In this way, all information that is within a blockchain record eventually is best folded into the blockchain itself, making the entire system closed.

If we fail to create such a closed system, the next best thing is to only refer to highly trusted and timeless systems. Since the strength of the blockchain system is increased by the volume of transactions recorded on it, folding statements produced by these highly trusted systems into blockchain records would, effectively, carve them on digital diamonds.

In a manner, when a piece of information is touched by a blockchain app, it infects every part of the system it comes from. Immutability is an infectious virus.

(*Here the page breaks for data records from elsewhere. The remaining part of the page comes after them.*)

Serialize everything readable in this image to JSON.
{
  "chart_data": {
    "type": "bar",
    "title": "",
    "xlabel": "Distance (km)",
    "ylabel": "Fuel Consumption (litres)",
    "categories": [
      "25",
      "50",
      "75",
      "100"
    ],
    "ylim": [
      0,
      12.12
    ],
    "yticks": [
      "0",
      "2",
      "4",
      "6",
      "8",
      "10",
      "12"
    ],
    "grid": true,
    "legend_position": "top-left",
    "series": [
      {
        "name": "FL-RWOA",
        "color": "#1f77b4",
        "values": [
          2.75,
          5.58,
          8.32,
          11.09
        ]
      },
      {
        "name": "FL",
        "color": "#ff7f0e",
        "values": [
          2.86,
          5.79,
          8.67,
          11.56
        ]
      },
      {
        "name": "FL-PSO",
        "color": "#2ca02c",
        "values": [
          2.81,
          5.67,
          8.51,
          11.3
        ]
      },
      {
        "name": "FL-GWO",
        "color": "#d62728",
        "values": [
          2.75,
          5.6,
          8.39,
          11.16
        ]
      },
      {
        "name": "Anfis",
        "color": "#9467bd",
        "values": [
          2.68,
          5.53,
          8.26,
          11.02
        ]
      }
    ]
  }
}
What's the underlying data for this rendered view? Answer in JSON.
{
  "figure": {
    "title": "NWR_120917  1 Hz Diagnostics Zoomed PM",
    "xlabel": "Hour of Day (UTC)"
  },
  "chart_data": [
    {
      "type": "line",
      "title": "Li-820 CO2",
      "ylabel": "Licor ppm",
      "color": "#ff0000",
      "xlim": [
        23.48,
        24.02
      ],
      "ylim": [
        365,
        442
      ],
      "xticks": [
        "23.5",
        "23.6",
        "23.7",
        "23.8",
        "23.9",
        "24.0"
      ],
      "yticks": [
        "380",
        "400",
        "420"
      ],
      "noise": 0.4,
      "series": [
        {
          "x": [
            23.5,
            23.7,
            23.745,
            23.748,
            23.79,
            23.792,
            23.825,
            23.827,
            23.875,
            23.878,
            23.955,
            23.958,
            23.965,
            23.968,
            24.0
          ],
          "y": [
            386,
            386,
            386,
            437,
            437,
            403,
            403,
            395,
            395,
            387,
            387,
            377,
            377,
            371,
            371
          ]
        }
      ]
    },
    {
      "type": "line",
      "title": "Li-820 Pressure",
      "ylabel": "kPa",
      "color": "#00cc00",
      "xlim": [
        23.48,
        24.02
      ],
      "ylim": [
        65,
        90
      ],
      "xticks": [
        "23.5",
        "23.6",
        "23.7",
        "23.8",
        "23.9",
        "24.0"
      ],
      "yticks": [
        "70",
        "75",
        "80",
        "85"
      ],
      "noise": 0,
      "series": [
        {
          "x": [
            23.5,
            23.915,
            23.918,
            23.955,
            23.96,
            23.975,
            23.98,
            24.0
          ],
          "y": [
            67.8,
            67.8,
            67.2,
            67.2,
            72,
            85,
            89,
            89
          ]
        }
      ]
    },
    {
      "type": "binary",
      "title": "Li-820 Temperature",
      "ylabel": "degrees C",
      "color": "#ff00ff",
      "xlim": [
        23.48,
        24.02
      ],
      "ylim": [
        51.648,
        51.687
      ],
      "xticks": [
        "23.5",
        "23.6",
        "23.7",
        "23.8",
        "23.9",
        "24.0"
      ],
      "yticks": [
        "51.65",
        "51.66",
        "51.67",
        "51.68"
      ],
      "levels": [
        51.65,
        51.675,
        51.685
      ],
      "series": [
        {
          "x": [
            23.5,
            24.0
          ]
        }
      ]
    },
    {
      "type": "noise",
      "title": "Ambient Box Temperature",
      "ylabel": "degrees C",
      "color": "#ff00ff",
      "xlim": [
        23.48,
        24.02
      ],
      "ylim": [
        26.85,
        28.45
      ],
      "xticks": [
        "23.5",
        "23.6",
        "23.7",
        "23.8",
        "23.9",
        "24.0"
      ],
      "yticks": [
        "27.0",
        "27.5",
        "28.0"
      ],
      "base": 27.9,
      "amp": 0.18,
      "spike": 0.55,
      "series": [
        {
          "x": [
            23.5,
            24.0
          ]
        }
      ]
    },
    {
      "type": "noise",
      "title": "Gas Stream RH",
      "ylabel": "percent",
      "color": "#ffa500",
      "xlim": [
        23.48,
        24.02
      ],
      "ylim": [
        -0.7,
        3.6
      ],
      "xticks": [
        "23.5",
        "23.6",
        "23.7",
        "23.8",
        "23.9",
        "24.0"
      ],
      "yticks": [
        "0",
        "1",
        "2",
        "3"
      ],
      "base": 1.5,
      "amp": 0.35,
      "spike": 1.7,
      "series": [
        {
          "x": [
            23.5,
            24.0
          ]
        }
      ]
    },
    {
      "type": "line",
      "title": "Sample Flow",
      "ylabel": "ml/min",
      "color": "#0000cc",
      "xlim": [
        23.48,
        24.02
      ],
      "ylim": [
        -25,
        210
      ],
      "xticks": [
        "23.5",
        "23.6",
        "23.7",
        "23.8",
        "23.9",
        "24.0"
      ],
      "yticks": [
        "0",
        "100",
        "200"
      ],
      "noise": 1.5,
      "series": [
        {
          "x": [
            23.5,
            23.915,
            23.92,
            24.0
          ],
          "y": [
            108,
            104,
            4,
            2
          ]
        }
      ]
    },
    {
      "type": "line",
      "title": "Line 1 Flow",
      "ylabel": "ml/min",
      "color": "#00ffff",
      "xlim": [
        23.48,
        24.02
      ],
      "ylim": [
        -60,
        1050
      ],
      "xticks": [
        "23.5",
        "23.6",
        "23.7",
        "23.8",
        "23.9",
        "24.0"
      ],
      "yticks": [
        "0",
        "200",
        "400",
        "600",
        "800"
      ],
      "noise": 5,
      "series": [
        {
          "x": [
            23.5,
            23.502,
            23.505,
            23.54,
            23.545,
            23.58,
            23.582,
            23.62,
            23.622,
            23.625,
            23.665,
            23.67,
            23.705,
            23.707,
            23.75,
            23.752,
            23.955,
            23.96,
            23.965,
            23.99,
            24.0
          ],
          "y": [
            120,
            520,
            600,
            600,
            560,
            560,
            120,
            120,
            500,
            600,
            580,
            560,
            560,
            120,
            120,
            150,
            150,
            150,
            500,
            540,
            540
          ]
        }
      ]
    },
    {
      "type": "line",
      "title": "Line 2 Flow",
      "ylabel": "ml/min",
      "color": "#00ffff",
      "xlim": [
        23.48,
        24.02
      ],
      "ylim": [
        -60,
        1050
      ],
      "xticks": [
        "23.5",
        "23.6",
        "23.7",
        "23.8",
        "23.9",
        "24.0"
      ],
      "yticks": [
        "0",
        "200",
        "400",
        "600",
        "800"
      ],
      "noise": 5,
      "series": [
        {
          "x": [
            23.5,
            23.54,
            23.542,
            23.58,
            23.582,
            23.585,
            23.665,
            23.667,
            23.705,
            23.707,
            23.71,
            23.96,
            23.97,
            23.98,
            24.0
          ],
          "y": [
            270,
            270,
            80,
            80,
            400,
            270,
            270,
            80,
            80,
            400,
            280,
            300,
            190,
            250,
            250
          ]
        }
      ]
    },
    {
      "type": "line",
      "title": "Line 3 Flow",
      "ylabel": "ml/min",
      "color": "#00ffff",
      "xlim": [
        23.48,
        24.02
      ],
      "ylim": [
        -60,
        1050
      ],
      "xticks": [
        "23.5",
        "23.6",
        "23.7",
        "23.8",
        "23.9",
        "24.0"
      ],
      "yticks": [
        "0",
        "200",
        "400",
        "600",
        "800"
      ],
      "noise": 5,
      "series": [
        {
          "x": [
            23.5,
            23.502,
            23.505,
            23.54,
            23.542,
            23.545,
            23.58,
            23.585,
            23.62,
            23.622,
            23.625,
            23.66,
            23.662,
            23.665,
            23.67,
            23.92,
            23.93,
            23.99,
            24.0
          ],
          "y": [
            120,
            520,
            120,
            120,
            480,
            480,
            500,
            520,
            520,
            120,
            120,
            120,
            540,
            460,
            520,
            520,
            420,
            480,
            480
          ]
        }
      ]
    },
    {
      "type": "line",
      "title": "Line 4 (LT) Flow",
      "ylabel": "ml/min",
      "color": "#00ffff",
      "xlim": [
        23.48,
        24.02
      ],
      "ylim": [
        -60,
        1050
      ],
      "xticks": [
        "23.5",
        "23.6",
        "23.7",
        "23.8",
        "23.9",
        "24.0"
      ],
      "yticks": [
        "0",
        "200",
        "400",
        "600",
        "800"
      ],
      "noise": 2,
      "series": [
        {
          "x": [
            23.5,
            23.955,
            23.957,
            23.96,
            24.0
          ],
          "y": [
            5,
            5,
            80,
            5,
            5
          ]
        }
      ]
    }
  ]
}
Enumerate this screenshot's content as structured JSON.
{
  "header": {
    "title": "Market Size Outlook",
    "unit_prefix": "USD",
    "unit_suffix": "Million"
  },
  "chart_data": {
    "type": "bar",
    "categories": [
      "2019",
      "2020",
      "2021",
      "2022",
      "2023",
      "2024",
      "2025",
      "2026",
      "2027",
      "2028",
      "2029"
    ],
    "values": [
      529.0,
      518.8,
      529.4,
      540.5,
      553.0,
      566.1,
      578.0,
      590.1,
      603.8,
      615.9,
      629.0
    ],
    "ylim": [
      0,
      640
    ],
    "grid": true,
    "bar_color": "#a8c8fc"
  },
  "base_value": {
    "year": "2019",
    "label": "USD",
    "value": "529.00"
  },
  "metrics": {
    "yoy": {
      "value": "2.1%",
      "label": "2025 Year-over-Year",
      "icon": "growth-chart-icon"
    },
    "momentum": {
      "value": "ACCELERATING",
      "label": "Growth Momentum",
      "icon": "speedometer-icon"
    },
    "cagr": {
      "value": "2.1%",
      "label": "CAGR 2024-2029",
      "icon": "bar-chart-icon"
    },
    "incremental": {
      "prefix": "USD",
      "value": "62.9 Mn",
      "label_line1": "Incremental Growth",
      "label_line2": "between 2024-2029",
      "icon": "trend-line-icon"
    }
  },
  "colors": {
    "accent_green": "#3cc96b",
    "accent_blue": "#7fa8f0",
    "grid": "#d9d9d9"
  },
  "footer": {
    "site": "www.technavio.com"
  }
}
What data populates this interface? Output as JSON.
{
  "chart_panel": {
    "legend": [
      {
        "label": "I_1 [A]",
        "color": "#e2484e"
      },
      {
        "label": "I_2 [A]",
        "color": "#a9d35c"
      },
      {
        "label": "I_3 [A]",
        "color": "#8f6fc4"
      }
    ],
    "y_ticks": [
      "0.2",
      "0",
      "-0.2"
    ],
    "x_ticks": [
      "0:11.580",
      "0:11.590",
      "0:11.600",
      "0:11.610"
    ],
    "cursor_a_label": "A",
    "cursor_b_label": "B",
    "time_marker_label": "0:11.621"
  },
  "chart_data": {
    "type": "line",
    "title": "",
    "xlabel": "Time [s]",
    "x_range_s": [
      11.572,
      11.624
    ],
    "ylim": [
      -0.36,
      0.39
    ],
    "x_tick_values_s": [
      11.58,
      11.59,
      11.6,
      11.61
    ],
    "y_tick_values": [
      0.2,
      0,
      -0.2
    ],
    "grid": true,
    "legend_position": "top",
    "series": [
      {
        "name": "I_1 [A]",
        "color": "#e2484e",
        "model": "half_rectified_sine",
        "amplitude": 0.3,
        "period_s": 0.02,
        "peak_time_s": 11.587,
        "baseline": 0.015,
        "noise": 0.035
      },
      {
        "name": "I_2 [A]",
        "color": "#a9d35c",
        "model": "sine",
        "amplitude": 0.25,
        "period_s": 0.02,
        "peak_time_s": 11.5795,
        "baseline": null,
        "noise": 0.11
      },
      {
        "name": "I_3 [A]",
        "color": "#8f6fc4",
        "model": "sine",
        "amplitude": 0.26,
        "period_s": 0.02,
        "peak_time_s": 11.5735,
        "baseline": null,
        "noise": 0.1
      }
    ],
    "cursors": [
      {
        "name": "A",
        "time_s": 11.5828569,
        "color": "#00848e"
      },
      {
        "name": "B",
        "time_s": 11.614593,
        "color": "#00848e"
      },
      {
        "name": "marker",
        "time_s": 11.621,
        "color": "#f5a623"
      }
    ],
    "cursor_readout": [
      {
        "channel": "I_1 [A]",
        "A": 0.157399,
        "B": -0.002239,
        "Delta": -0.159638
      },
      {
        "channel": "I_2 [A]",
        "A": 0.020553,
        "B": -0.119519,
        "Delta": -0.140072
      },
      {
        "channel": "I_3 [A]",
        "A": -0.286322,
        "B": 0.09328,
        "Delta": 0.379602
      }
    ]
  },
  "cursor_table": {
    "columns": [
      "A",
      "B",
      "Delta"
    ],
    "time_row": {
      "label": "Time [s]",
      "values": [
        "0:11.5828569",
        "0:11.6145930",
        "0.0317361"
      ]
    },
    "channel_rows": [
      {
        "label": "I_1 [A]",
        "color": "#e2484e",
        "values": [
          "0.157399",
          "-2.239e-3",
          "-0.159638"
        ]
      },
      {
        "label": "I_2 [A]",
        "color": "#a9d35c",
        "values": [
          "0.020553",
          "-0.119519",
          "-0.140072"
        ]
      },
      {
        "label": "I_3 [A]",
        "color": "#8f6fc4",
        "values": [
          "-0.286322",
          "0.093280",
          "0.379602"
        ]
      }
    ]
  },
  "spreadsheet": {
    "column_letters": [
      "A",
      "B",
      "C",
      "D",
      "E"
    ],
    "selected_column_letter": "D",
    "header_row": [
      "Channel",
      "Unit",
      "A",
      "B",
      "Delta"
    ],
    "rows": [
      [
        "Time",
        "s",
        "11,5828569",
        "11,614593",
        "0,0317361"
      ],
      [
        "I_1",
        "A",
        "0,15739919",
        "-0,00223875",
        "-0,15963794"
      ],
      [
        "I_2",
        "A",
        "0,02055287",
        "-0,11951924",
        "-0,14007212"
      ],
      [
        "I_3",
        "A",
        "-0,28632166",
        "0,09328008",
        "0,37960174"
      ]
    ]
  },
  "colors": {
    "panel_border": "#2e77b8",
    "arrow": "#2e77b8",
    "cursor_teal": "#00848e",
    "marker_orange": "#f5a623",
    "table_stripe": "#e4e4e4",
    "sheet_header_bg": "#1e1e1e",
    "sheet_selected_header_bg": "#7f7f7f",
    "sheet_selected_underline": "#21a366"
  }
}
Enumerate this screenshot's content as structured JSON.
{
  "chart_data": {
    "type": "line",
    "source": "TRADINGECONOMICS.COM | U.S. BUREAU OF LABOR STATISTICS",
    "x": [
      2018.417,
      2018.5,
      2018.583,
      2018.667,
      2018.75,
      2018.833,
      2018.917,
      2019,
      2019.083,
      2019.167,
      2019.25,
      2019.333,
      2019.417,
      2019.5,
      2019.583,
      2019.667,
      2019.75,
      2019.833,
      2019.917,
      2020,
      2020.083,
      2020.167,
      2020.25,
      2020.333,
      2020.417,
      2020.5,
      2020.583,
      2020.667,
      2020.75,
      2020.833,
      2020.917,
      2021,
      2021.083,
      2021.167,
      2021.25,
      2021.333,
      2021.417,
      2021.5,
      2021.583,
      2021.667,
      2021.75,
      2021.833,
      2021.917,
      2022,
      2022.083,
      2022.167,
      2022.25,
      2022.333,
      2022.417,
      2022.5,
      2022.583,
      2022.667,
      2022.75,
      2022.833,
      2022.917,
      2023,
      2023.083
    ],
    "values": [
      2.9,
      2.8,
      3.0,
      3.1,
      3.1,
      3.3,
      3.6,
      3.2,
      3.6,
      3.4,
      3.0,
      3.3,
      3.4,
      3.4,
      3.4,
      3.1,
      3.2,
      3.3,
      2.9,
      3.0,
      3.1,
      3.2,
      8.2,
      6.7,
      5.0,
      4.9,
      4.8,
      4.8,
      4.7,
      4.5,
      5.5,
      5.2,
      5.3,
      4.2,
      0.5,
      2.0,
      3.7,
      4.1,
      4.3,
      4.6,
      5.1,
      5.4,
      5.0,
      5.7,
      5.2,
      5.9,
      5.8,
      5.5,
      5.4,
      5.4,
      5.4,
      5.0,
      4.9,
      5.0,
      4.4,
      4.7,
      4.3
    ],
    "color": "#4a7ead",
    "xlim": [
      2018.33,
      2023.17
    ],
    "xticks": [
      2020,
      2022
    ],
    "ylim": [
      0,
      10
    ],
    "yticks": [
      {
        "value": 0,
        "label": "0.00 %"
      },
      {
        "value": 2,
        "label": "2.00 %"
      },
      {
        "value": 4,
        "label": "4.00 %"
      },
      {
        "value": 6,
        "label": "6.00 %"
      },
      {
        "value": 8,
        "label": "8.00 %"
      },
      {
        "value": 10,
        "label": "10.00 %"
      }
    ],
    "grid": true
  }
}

Not even something as common as email addresses would necessarily qualify as immutable data. Of course, nothing stops us from placing an email address in a record, but what does it refer to? Does it refer to the author of a book? If so, has the author changed her email address now? Has the provider reassigned the email address to someone else? Was the email address placed there without the consent of the owner of the address? Did it even exist in the first place? Should we include some proof that an email actually got sent from this address? Should we include info about the IP address from which the mail got sent? What about the DKIM signature of the mailer that sent it? Different applications would require different answers to these questions. The bitcoin application, for example, neatly side steps this identity problem by creating an identity system–the wallet address–that exists by creation within the blockchain system.

So, how do we audit our blockchain application described as smart contracts?

We need to ensure that, literally, every bit of information we include in our contract comes from a timeless source.

With data that goes on the blockchain, it is all the more imperative to answer the timeless questions of epistemology -

  1. What do you know? - i.e. what does the data on the blockchain signify?
  2. How do you know it? - i.e. how are you sure that it indeed does signify what you claim it to?